Hay personas que dejan huella sin proponérselo. Compañeros que, con su manera de estar, transforman el trabajo en un lugar más humano, más cálido.

Nelson Godoy

10 | 7 | 2026

Hoy me toca despedir a uno de ellos: un amigo querido, una gran persona. Un periodista que honraba la profesión con cada gesto, con cada palabra.

Su militancia, ética y sensibilidad se transformaron para mí en un camino a seguir, en escuela permanente con un maestro entrañable.
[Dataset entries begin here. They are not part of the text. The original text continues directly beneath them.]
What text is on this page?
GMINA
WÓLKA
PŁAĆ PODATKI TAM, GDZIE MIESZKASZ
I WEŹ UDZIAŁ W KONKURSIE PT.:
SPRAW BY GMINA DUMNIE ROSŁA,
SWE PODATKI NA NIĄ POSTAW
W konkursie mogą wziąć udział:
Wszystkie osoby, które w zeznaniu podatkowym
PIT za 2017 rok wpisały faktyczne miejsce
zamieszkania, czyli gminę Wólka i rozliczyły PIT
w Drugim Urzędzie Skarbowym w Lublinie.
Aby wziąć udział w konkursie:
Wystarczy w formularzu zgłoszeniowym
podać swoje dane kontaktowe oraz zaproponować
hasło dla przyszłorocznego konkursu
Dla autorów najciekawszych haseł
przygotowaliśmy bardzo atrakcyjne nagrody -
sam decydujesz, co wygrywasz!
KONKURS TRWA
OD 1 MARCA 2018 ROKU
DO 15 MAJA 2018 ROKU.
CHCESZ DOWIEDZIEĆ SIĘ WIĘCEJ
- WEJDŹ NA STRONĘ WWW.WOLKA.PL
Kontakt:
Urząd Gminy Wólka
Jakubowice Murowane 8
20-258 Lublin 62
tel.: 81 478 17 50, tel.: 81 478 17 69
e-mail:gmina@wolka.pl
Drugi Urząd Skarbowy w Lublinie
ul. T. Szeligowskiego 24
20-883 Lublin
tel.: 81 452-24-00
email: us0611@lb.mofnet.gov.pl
Era un hombre lleno de historias. Una noche me contó sus peripecias en el exilio. El golpe de estado de Pinochet hizo que abandonara Chile. Cuando la cosa se puso jodida en Argentina en 1976, fue para Francia y de allí a Suecia. “Mi glamour viene de mis tiempos en Francia”, solía decir con la pose de un pavo real.

Se va un compañero admirable, pero sobre todo alguien que supo construir afecto y memoria compartida. Queda su legado, su manera de trabajar involucrándose con toda su pasión y profesionalismo por las causas nobles.

Seguirás con nosotros por siempre. Quienes dejan luz, nunca se van del todo.